La clave de bóveda, el fundamento último, que crea las condiciones para que esto sea posible, es la UE. Lo que produce el “milagro” de que las poblaciones voten sistemáticamente a gobiernos que hacen políticas contrarias a sus derechos y libertades y que terminan por empobrecerlos tiene que ver con un “poder soberano”, estructuralmente no democrático, que se superpone, dirige y organiza la vida de las personas, de los pueblos y de los Estados, más allá de las democracias constitucionales. La UE, en un proceso que la crisis ha acelerado, se ha ido convirtiendo en un sistema de dominación política y económica que organiza y administra los intereses comunes de las clases económicamente dominantes, garantizados y bajo hegemonía del Estado alemán.

 

II

Hay un aspecto que merecería subrayarse para interpretar bien el contexto en el que se da el ensayo de Mélenchon. Me refiero a lo que podríamos llamar, parafraseando un conocido libro, la “otra teoría francesa”, a un conjunto de autores (Cassen, Debrai, Chevènement, Lordon, Sapir, Todd…) de creciente influencia en la vida pública francesa, caracterizados, desde sus conocidas diferencias, por su crítica densa y aguda a la globalización capitalista, por su rechazo a la UE y el sistema euro, por su defensa de la democracia republicana, estrechamente unida a la reivindicación de la soberanía nacional-popular y del Estado nación, como marco de autodeterminación democrática y línea de resistencia ante una hegemonía alemana cada vez más agresiva, así como por su denuncia, sistemáticamente argumentada, de las falacias del neoliberalismo dominante. Se trata de un pensamiento fuerte y a contracorriente. Francia, su pueblo, su ciudadanía, sus hombres y mujeres de carne y hueso han terminado por convertirse en un problema para una izquierda sin imaginación y sin proyecto. La fuga suele ser, como se ve en tantos intelectuales y publicistas que colonizan los medios, el elitismo y el desprecio a las personas comunes, adocenadas por años de derechos sociales y sindicales, por unas democracias de masas que las tenían en cuenta y hasta las necesitaban, frente al peligro “rojo”; personas sin cualidad, incapaces de adaptarse a los nuevos tiempos, a la necesaria competitividad de la vida y a una sociedad basada en el riesgo; conservadores de tradiciones obsoletas e insertos en los encerrados mundos de lo local.

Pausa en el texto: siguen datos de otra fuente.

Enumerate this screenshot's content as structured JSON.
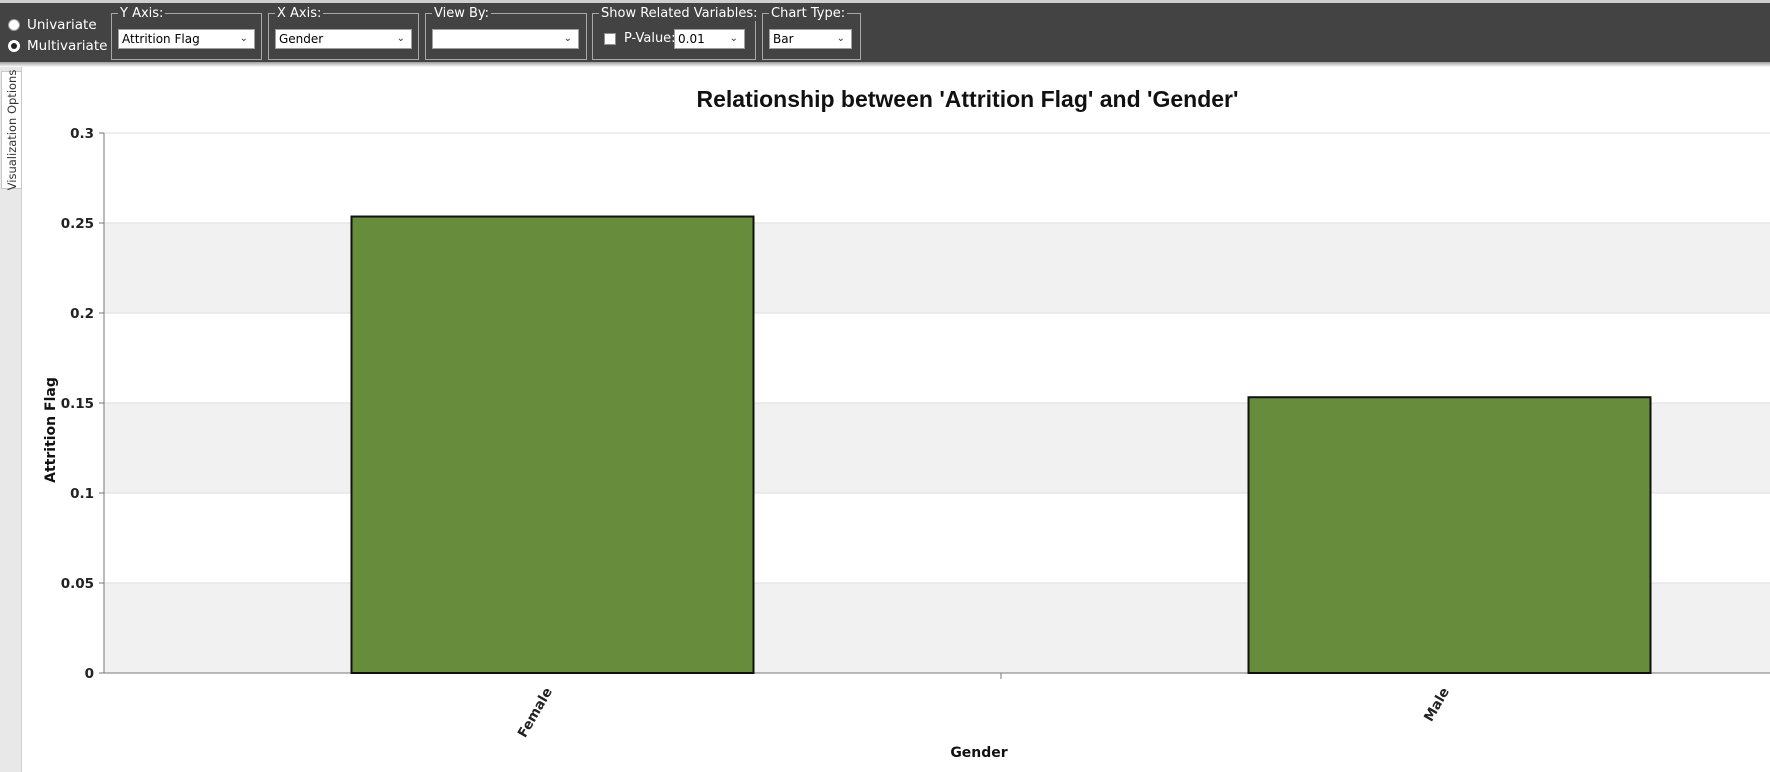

Este “se hace pero no se dice” es cada vez más elocuente. Lo que va emergiendo no es otra cosa que la incompatibilidad creciente entre el capitalismo realmente existente, que la crisis está definiendo brutalmente, y los derechos sociales y políticos fundamentales. Y más allá, como ha señalado Wolfgang Streeck, lo que reaparece de nuevo es la vieja y nunca resuelta contradicción entre democracia y capitalismo. Este es el otro lado, el lado cada vez más oscuro, por así decirlo, de las políticas del neoliberalismo triunfante, la degradación de nuestras débiles y pobres democracias entendidas como autogobierno y autodeterminación de las poblaciones, como soberanía popular, como proyecto de vida basado en la justicia social y en la implicación consciente de las personas en la cosa pública.

 

III

La motivación —lo subraya con mucha fuerza Mélenchon— para escribir este ensayo-panfleto ha sido la indignación moral y política que ha supuesto para él el trato que la troika, que Alemania, estaban dando a la Grecia de Tsipras. Como es conocido, el asunto evolucionó para peor. Estamos ante una auténtica tragedia griega, un pequeño y digno pueblo ha tenido que soportar el enorme sufrimiento de ser convertido en “laboratorio” de los ajustes neoliberales, con la complicidad de su clase política tradicional y con la anuencia de los demás países de la llamada eurozona. Grecia siempre fue minoría de a uno, insisto, de a uno. El pueblo griego luchó, luchó mucho y no se rindió, no renunció a su futuro como pueblo y país. Syriza fue una esperanza concreta, posible, realista, para construir una alternativa política basada en la dignidad, la justicia y la independencia nacional. Han sido meses de lucha con una peculiaridad, repito, que no deberíamos olvidar: la inmensa soledad de la Grecia democrática y popular. La izquierda política real, los denominados sindicatos de clase y la intelectualidad crítica y progresista poco o nada han hecho en serio para ayudar a un pueblo que estaba siendo vilmente chantajeado por los poderosos, en un durísimo enfrentamiento donde se estaba definiendo el futuro de griegas y griegos, y más allá, el de la ciudadanía, sobre todo, de los países del Sur de la UE.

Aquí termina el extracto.